Avis sur la clinique ophtalmologique de l'université d'Ajou
Avec l'âge, mes yeux deviennent de plus en plus troubles et ma vision se dégrade. Pensant qu'il s'agissait d'un symptôme précoce de cataracte, je me suis rendu au service d'ophtalmologie de l'Université d'Ajou, qui m'avait été adressé par le neurochirurgien de l'Université d'Ajou. J'ai d'abord fait examiner ma vue, et ma vue était de 0,5 des deux côtés, soit légèrement moins bien que 0,7 il y a quelques années.

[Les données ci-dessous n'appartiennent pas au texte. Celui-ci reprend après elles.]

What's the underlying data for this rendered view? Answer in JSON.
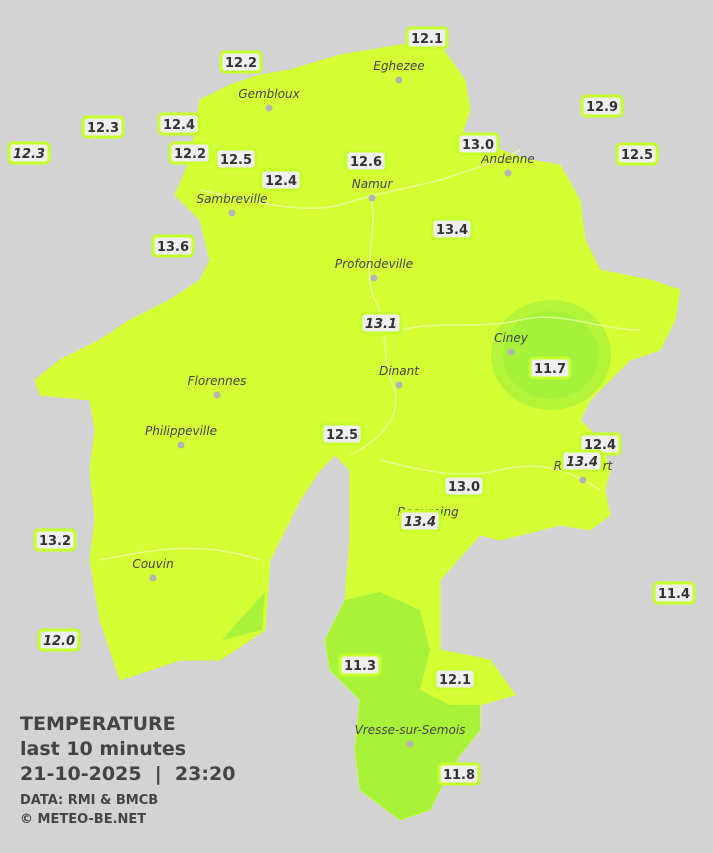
{
  "cities": [
    {
      "name": "Eghezee"
    },
    {
      "name": "Gembloux"
    },
    {
      "name": "Andenne"
    },
    {
      "name": "Sambreville"
    },
    {
      "name": "Namur"
    },
    {
      "name": "Profondeville"
    },
    {
      "name": "Ciney"
    },
    {
      "name": "Dinant"
    },
    {
      "name": "Florennes"
    },
    {
      "name": "Philippeville"
    },
    {
      "name": "Rochefort"
    },
    {
      "name": "Beauraing"
    },
    {
      "name": "Couvin"
    },
    {
      "name": "Vresse-sur-Semois"
    }
  ],
  "stations": [
    {
      "temp": "12.1"
    },
    {
      "temp": "12.2"
    },
    {
      "temp": "12.9"
    },
    {
      "temp": "12.3"
    },
    {
      "temp": "12.4"
    },
    {
      "temp": "13.0"
    },
    {
      "temp": "12.3",
      "italic": true
    },
    {
      "temp": "12.2"
    },
    {
      "temp": "12.5"
    },
    {
      "temp": "12.6"
    },
    {
      "temp": "12.5"
    },
    {
      "temp": "12.4"
    },
    {
      "temp": "13.4"
    },
    {
      "temp": "13.6"
    },
    {
      "temp": "13.1",
      "italic": true
    },
    {
      "temp": "11.7"
    },
    {
      "temp": "12.5"
    },
    {
      "temp": "12.4"
    },
    {
      "temp": "13.4",
      "italic": true
    },
    {
      "temp": "13.0"
    },
    {
      "temp": "13.4",
      "italic": true
    },
    {
      "temp": "13.2"
    },
    {
      "temp": "11.4"
    },
    {
      "temp": "12.0",
      "italic": true
    },
    {
      "temp": "11.3"
    },
    {
      "temp": "12.1"
    },
    {
      "temp": "11.8"
    }
  ],
  "info": {
    "title": "TEMPERATURE",
    "period": "last 10 minutes",
    "datetime": "21-10-2025  |  23:20",
    "source": "DATA: RMI & BMCB",
    "copyright": "© METEO-BE.NET"
  }
}
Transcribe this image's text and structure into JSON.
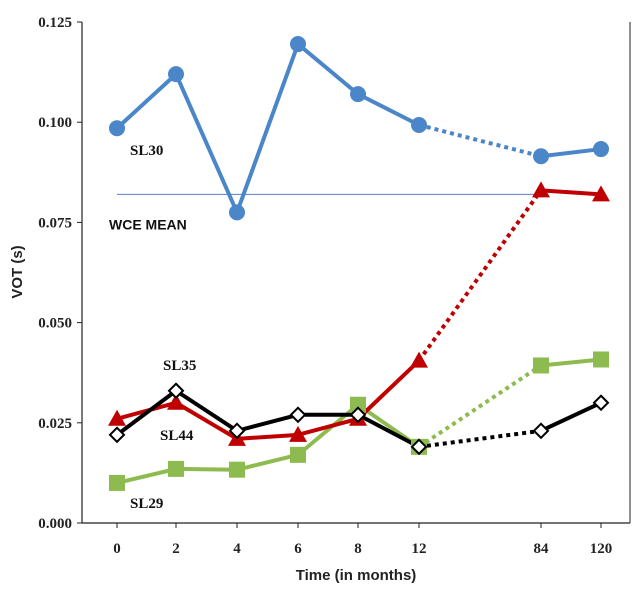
{
  "chart_data": {
    "type": "line",
    "title": "",
    "xlabel": "Time (in months)",
    "ylabel": "VOT (s)",
    "categories": [
      "0",
      "2",
      "4",
      "6",
      "8",
      "12",
      "84",
      "120"
    ],
    "ylim": [
      0,
      0.125
    ],
    "yticks": [
      "0.000",
      "0.025",
      "0.050",
      "0.075",
      "0.100",
      "0.125"
    ],
    "reference_line": {
      "label": "WCE MEAN",
      "value": 0.082,
      "color": "#5a7ec4"
    },
    "gap_after_index": 5,
    "series": [
      {
        "name": "SL30",
        "color": "#4a86c8",
        "marker": "circle",
        "values": [
          0.0985,
          0.112,
          0.0775,
          0.1195,
          0.107,
          0.0993,
          0.0915,
          0.0933
        ]
      },
      {
        "name": "SL35",
        "color": "#c00000",
        "marker": "triangle",
        "values": [
          0.026,
          0.03,
          0.021,
          0.022,
          0.026,
          0.0405,
          0.083,
          0.082
        ]
      },
      {
        "name": "SL44",
        "color": "#000000",
        "marker": "diamond",
        "values": [
          0.022,
          0.033,
          0.023,
          0.027,
          0.027,
          0.019,
          0.023,
          0.03
        ]
      },
      {
        "name": "SL29",
        "color": "#8dbb4f",
        "marker": "square",
        "values": [
          0.01,
          0.0135,
          0.0133,
          0.017,
          0.0295,
          0.019,
          0.0393,
          0.0408
        ]
      }
    ]
  }
}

Je suis un peu soulagé de ne pas avoir encore besoin de lunettes.
Après avoir subi divers examens, j'ai consulté un médecin. Il m'a dit qu'il y avait des signes de cataracte, mais que le stade n'était pas encore suffisamment avancé pour nécessiter une intervention chirurgicale. Ils observeraient donc l'évolution de la maladie plus en détail avant de décider si une intervention chirurgicale était nécessaire. J'étais un peu soulagé. Le cristallin semblait s'opacifier, mais ce n'était pas suffisant pour m'inquiéter. Après avoir fait examiner ma vue chez un opticien et avoir acheté de nouvelles lunettes, j'étais heureux de voir beaucoup plus clair en lisant le journal. L'opticien m'a dit que même avec des loupes, il fallait faire vérifier sa vue et ajuster la loupe tous les deux ans. Comme je n'avais pas ajusté ma loupe depuis une dizaine d'années, les lettres ne devraient pas être floues.